2. At least in theory, if patent law works as it is supposed to, having published designs online with a verifiable history of development shows ‘prior art’ and should certainly invalidate any later-filed patent from a third party. I didn’t follow the Makerbot case though so I can’t say if this always works in practise. (as with many of these things, I assume that those with the biggest legal fund will win… which is not necessarily an endorsement of your suggestion for commons projects to seek patents – you need money to defend them)
3. I admire the general goal of strengthening the commons and eliminating freeloaders, though I’m very critical of the practical implementation of any CopyFair license.
For example, what happens if an organisation’s status changes? how do you define military use? how do individuals fit in? how do you effectively police the license? Who makes the decision if a case ‘could go either way’? If it is the project initiator who does so, how do CopyFair-licensed projects with different initiators combine in downstream derivative works? It’s also important to remember that CopyFair-licensed projects are incompatible with existing copyleft commons, i.e. I can’t both share alike under copyleft and share alike under CopyFair, so they can’t be combined).
One huge benefit of existing copyleft licensing is that it is relatively easy to use and understand, without having to investigate and verify a particular person or organisation. There are just two factors which in most cases are simply verifiable: (attribution? check. sharealike? check.)

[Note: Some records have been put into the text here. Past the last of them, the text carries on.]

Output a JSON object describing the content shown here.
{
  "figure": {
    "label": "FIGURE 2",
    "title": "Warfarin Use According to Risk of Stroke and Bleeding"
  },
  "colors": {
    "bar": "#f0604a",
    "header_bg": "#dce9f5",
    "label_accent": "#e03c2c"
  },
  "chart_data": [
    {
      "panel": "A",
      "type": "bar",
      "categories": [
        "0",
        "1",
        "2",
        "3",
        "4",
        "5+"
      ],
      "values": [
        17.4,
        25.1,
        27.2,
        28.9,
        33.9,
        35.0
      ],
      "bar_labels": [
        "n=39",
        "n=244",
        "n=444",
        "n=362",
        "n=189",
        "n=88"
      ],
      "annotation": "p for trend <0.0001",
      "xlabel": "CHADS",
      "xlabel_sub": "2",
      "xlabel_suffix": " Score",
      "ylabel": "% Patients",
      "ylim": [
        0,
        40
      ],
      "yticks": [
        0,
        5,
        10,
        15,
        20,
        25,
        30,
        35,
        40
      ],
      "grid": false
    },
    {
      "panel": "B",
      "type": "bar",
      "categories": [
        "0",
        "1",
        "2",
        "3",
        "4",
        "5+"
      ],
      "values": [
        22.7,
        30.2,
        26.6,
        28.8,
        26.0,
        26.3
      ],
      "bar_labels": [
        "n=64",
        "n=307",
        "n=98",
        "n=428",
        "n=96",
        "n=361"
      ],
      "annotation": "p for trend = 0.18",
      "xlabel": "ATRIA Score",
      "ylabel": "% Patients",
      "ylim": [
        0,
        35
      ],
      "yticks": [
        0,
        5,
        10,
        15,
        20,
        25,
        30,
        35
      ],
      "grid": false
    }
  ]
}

Licensing based on the person/organisation/field of use massively increases the bureaucratic overhead for the project initiator. It also puts up further hurdles (having to ask for permission in most cases), increases legal ‘grey area’ and discourages collaboration on a project, because of uncertainty over whether someone may qualify, or whether they will still qualify in the future.
So at this stage, I don’t think that a CopyFair approach can succeed alone. My personal approach to ensuring a commons-biased licensing strategy would be a form of triple licensing:
1. project available under copyleft (GPL, CC-BY-SA, CERN OHL) to ensure the growth of the commons and instant, permissionless access.
2. fee-based licensing for specific uses where an organisation/corporation cannot/does not want to sharealike
3. fee-waived licensing for non-profits/coops where they cannot/do not want to sharealike.